Mehr Wahlbeteiligung – bitte sehr

SCHLAGZEILEN VON DAMALS ⋅ Im November 1866 sind die Nationalratswahlen das Thema, das die Seiten der «Neuen Zuger-Zeitung» füllt. Vor allem die Nichtausübung der staatsbürgerlichen Pflichten ist dem Schreiber zuwider.

01. Dezember 2016, 05:00

Verschiedene Nachrichten aus aller Welt beschäftigten den Chronik-Schreiber der «Neuen Zuger-Zeitung» im November vor 150 Jahren: So zählte Venedig zum Königreich Italien, die Verschuldung Europas war Thema sowie Falschmeldungen aus Mexiko: nämlich, dass Kaiser Maximilian abgedankt hätte. Tatsächlich wurde der Habsburger erst im kommenden Frühling zum Tode verurteilt und am 19. Juni erschossen. Immerhin ging es dem Französischen Kaiser Napoleon III. inzwischen besser, denn dieser war im Oktober krank. Darüber schreibt der Chronist am 17. November 1866: «Er habe die Operation glücklich überstanden; nichtsdestoweniger wird behauptet, seine Stimmung sei unwirsch und bitter».

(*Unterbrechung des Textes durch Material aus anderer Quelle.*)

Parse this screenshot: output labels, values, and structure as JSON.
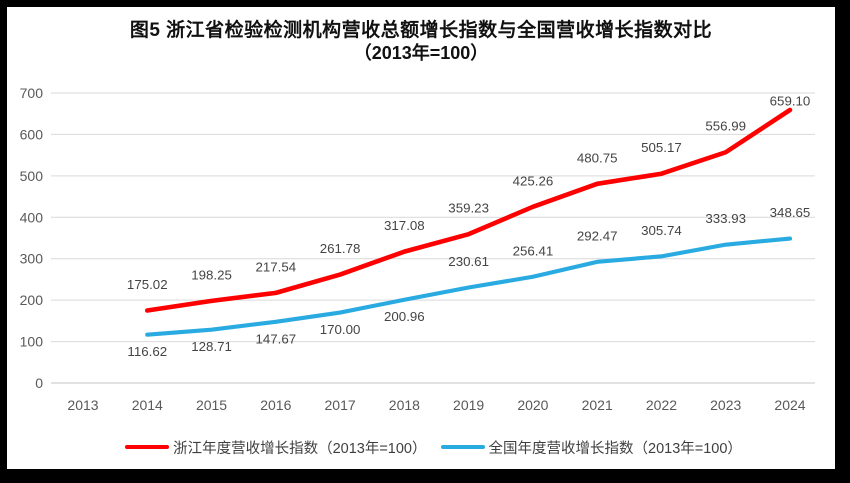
{
  "figure": {
    "title_line1": "图5  浙江省检验检测机构营收总额增长指数与全国营收增长指数对比",
    "title_line2": "（2013年=100）"
  },
  "chart_data": {
    "type": "line",
    "title": "图5  浙江省检验检测机构营收总额增长指数与全国营收增长指数对比",
    "subtitle": "（2013年=100）",
    "x_categories": [
      "2013",
      "2014",
      "2015",
      "2016",
      "2017",
      "2018",
      "2019",
      "2020",
      "2021",
      "2022",
      "2023",
      "2024"
    ],
    "ylim": [
      0,
      700
    ],
    "y_ticks": [
      0,
      100,
      200,
      300,
      400,
      500,
      600,
      700
    ],
    "grid": "horizontal",
    "legend_position": "bottom",
    "colors": {
      "grid": "#D9D9D9",
      "baseline": "#C6C6C6",
      "axis_text": "#595959",
      "data_label": "#444444"
    },
    "series": [
      {
        "name": "浙江年度营收增长指数（2013年=100）",
        "color": "#FF0000",
        "start_category": "2014",
        "values": [
          175.02,
          198.25,
          217.54,
          261.78,
          317.08,
          359.23,
          425.26,
          480.75,
          505.17,
          556.99,
          659.1
        ],
        "label_placements": [
          "above",
          "above",
          "above",
          "above",
          "above",
          "above",
          "above",
          "above",
          "above",
          "above",
          "above"
        ]
      },
      {
        "name": "全国年度营收增长指数（2013年=100）",
        "color": "#29ABE2",
        "start_category": "2014",
        "values": [
          116.62,
          128.71,
          147.67,
          170.0,
          200.96,
          230.61,
          256.41,
          292.47,
          305.74,
          333.93,
          348.65
        ],
        "label_placements": [
          "below",
          "below",
          "below",
          "below",
          "below",
          "above",
          "above",
          "above",
          "above",
          "above",
          "above"
        ]
      }
    ]
  }
}
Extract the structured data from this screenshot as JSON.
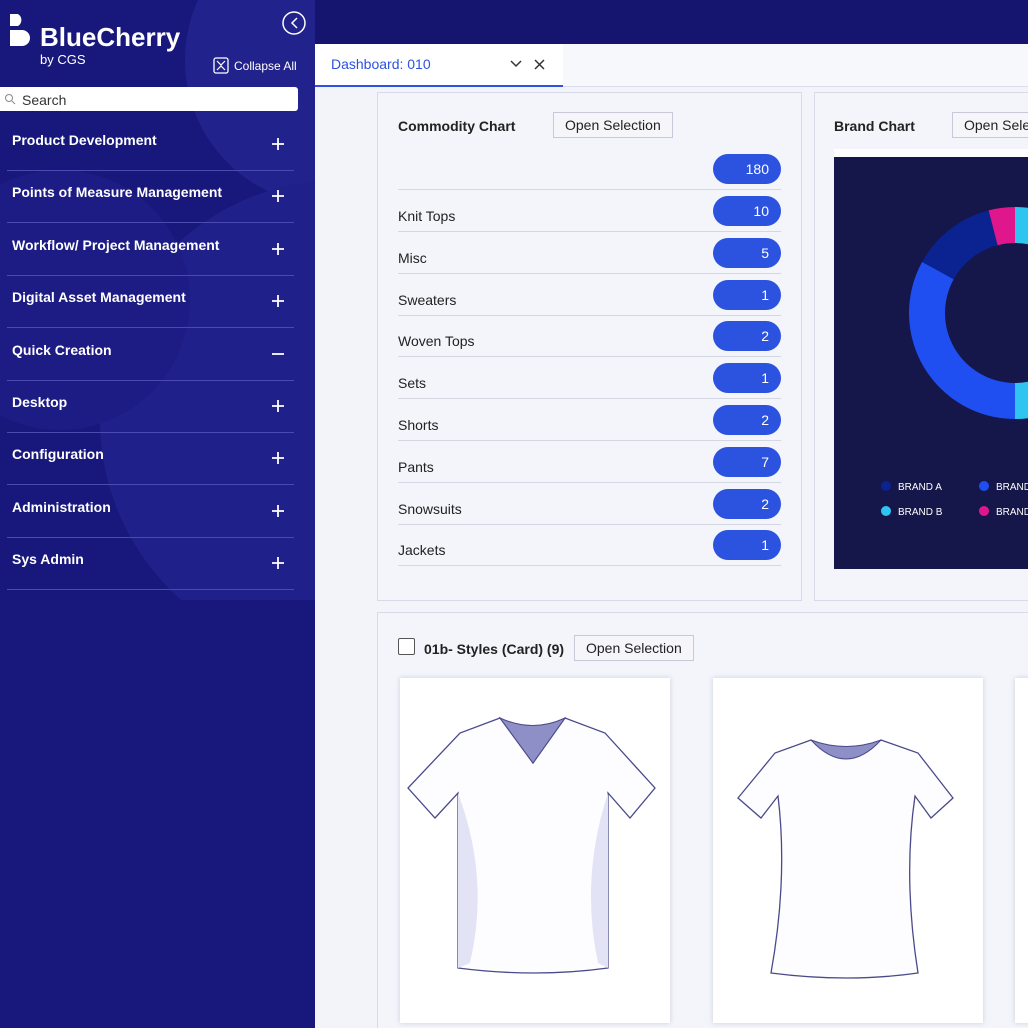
{
  "sidebar": {
    "brand": "BlueCherry",
    "byline": "by CGS",
    "collapse_all": "Collapse All",
    "search_placeholder": "Search",
    "menu": [
      {
        "label": "Product Development",
        "expanded": false
      },
      {
        "label": "Points of Measure Management",
        "expanded": false
      },
      {
        "label": "Workflow/ Project Management",
        "expanded": false
      },
      {
        "label": "Digital Asset Management",
        "expanded": false
      },
      {
        "label": "Quick Creation",
        "expanded": true
      },
      {
        "label": "Desktop",
        "expanded": false
      },
      {
        "label": "Configuration",
        "expanded": false
      },
      {
        "label": "Administration",
        "expanded": false
      },
      {
        "label": "Sys Admin",
        "expanded": false
      }
    ]
  },
  "tab": {
    "title": "Dashboard: 010"
  },
  "commodity_chart": {
    "title": "Commodity Chart",
    "button": "Open Selection",
    "total": 180,
    "rows": [
      {
        "label": "Knit Tops",
        "count": 10
      },
      {
        "label": "Misc",
        "count": 5
      },
      {
        "label": "Sweaters",
        "count": 1
      },
      {
        "label": "Woven Tops",
        "count": 2
      },
      {
        "label": "Sets",
        "count": 1
      },
      {
        "label": "Shorts",
        "count": 2
      },
      {
        "label": "Pants",
        "count": 7
      },
      {
        "label": "Snowsuits",
        "count": 2
      },
      {
        "label": "Jackets",
        "count": 1
      }
    ]
  },
  "brand_chart": {
    "title": "Brand Chart",
    "button": "Open Selection",
    "segments": [
      {
        "name": "BRAND B",
        "color": "#2ec5f0",
        "value": 50
      },
      {
        "name": "BRAND",
        "color": "#1f4ff0",
        "value": 33
      },
      {
        "name": "BRAND A",
        "color": "#0a2390",
        "value": 13
      },
      {
        "name": "BRAND",
        "color": "#e0178c",
        "value": 4
      }
    ]
  },
  "styles": {
    "title": "01b- Styles (Card) (9)",
    "button": "Open Selection"
  }
}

Spannend ist zudem der Artikel über «das Militärwesen im Jahre 1865», der in der Ausgabe vom 3. November 1866 Platz findet. Der noch junge Bundesstaat hielt am Föderalismus fest. Davon zeugte die Organisation des Militärwesens, das nicht wie heute zentral geregelt wurde. Deshalb versammelten sich im Februar 1865 achtzehn kantonale Militärdirektoren in Aarau. Der Geschäftsbericht der Militärkommission veranlasste den Autor der «Neuen Zuger-Zeitung», darüber zu schreiben. Der Auftrag der «hohen eidgenössischen Räte» an die Kantone: «Es solle untersucht werden, ob nicht im Schweizerischen Militärwesen überhaupt Ersparnisse erzielt werden können». Die Kommission hatte deshalb zwölf Posten übermittelt, wo weniger Geld beansprucht wurde. Im Kanton Zug war der Rückgang der Ausgaben vor allem der Tatsache geschuldet: «Seit 1852 war das Infanterie-Rekruten-Detaschement dieses Jahr das kleinste. Diese tiefe Zahl sowie der gesunkene Preis von Fleisch und Brot haben bei den Übungen dem Kanton bedeutende Ersparnisse erwirkt».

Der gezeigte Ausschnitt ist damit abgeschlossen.